Global executive search and leadership consulting firm Spencer Stuart has released its first-ever comprehensive analysis at the composition of the leadership teams and boards of the global top 50 CPG companies (by market capitalization) during this year’s Consumer Goods Forum. The CPG Leadership Index, provides insight into how companies organize their top teams and the backgrounds of CEOs, leadership teams and boards.

 

CPG Leadership Index findings include:

 

Chief Executive Officers

  • CPG top 50 company CEOs have been with their companies for 22.6 years on average and have been CEO for an average of 5.3 years.
  • 20% of the CEOs are new to their roles, having been appointed between March 2018 and March 2019. Each one of these CEOs was internally promoted, with an average of 19 years at their respective companies.
  • Only 6% of the CEOs on are list are women.
  • 28% of CEOs are a different nationality than the company they lead.

 

Leadership Teams

  • The top 50 CPG company leadership teams have 12.8 members on average.
  • The CPG Leadership Index identified 644 senior leaders of these companies, 17.5% of whom are women.
  • 80% of the top 50 CPG executives have spent their entire careers in the industry.

 

Boards

  • Top 50 CPG company boards have 11.5 members on average.

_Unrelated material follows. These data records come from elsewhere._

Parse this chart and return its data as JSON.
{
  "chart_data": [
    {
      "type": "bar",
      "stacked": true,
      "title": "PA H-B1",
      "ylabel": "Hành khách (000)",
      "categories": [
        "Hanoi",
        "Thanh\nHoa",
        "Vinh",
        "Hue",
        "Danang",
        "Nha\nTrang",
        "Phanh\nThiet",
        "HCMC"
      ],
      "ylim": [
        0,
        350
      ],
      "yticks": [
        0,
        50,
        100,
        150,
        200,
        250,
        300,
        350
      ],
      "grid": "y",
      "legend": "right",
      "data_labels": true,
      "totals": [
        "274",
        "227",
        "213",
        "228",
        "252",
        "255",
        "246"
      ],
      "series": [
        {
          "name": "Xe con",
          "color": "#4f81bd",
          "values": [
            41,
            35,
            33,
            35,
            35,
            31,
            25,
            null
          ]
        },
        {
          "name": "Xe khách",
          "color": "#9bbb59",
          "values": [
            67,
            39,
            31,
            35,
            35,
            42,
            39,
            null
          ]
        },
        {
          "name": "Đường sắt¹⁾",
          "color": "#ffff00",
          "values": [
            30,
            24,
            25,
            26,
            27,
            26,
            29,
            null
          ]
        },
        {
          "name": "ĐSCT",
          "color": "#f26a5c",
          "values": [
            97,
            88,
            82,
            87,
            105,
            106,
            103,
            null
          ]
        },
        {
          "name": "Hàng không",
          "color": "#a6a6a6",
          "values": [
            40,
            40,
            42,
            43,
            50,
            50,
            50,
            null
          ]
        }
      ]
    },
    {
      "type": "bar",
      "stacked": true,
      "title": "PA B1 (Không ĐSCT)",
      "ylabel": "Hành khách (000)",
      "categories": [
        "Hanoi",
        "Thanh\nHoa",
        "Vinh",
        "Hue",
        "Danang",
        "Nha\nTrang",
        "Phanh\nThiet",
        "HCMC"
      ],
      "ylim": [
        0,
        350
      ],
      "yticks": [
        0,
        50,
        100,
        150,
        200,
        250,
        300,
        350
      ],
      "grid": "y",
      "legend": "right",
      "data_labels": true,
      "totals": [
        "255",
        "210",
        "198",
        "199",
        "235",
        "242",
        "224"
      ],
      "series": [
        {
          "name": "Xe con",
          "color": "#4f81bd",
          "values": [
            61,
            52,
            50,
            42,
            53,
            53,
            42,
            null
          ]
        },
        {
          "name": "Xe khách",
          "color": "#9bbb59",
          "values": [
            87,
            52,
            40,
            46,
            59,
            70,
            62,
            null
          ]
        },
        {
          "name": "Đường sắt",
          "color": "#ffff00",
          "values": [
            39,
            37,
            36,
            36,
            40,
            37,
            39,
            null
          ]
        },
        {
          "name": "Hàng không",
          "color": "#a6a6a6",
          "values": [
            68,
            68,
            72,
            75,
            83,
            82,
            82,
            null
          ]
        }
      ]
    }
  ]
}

U.S. companies have the largest boards with 12.8 members on average, while Asian company boards are the smallest with 8.2 members on average.
  • All but two boards in our analysis have at least one female director, with women representing 28% of all board members.
  • 20 of the top 50 CPG board chairs are also the current CEO of their companies.

 

The CPG Leadership Index will prove to be a valuable resource as CPG companies assess the composition of their leadership teams and boards,” said Jonathan Harper, leader of Spencer Stuart’s global Consumer Packaged Goods Practice. “Moving ahead, this analysis will be even more compelling as we are able to provide year-to-year comparisons on critical pieces of data.”